Examples and calculations
Standard calculations include K(n)_*(S^0), K(n)_*(BU), and K(n)_*(CP^\infty) with methods influenced by computations in complex cobordism and Brown–Peterson cohomology at University of Illinois at Urbana–Champaign. Explicit computations for low heights n=0,1 recover classical theories related to modular representation theory contexts studied at University of Cambridge and University of Oxford; height 0 corresponds to p-local rational cohomology while height 1 aligns with p-adic K-theory computations pursued at University of Chicago. Higher-height examples come from the action of the Morava stabilizer group on Lubin–Tate deformation spaces, with calculations carried out by teams at University of Notre Dame and University of Glasgow using spectral sequence techniques from Adams spectral sequence frameworks.

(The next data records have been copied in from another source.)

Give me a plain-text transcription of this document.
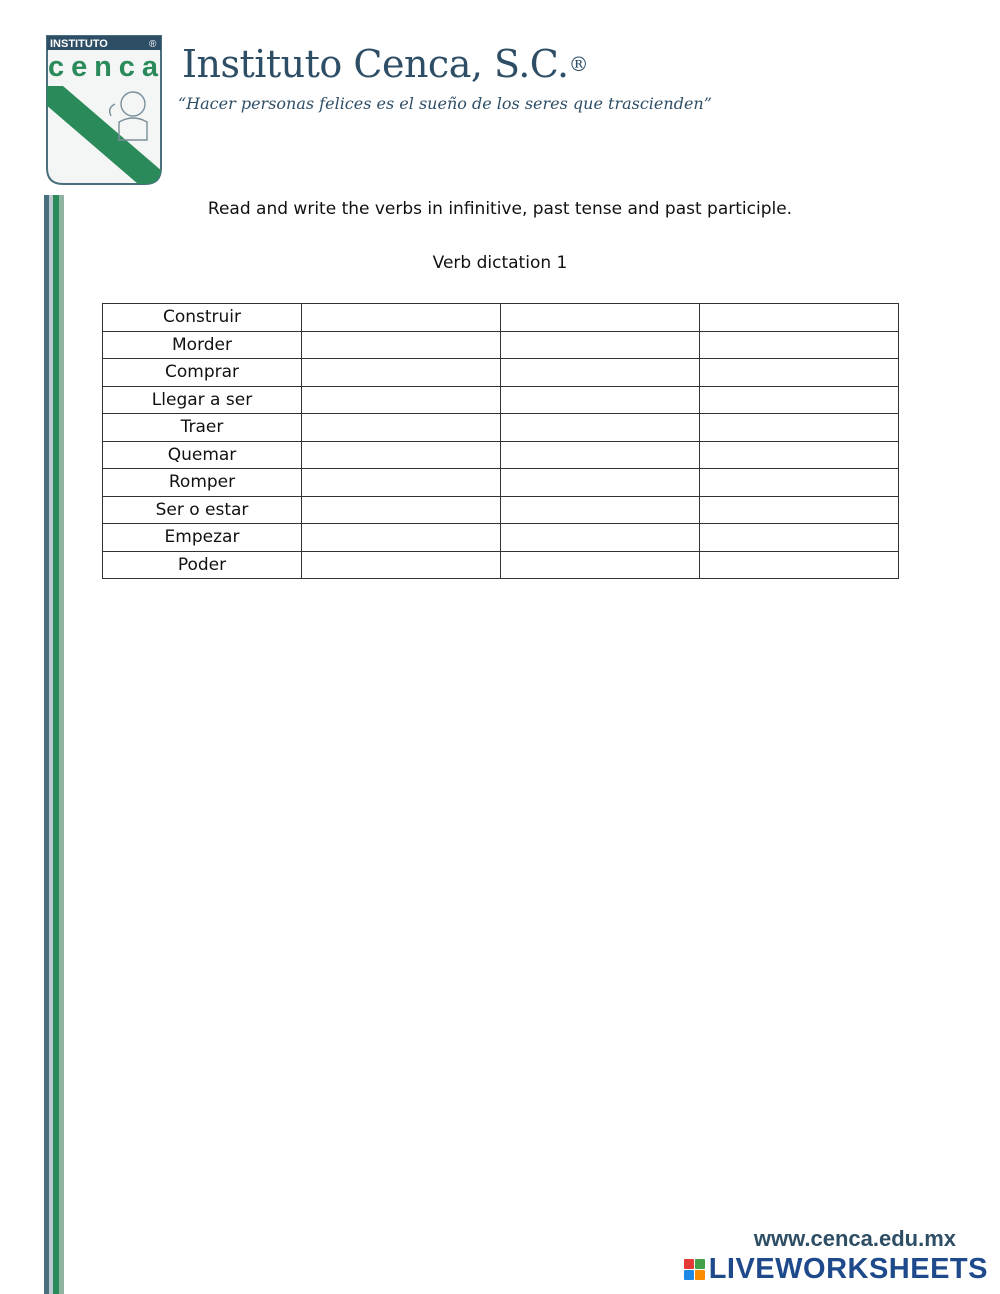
INSTITUTO	®
cenca Instituto Cenca, S.C.®

“Hacer personas felices es el sueño de los seres que trascienden”

Read and write the verbs in infinitive, past tense and past participle.

Verb dictation 1

Construir			
Morder			
Comprar			
Llegar a ser			
Traer			
Quemar			
Romper			
Ser o estar			
Empezar			
Poder			

www.cenca.edu.mx

LIVEWORKSHEETS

Applications in algebraic topology and geometry
Morava K-theory informs the study of manifolds, stable homotopy groups of spheres, and orientations such as the Witten genus and elliptic genera whose development involved institutes like Institute for Advanced Study and Max Planck Institute for Mathematics. In algebraic geometry, connections to formal group law deformation theory, Lubin–Tate formal groups, and p-divisible groups link K(n) to questions in arithmetic geometry researched at University of Paris VII and Princeton University. Theories built from K(n), including Morava E-theory, influence work on topological modular forms and the tmf spectrum advanced at University of California, Berkeley and Columbia University, and appear in interactions with representation theory and moduli of formal groups studied at Harvard University.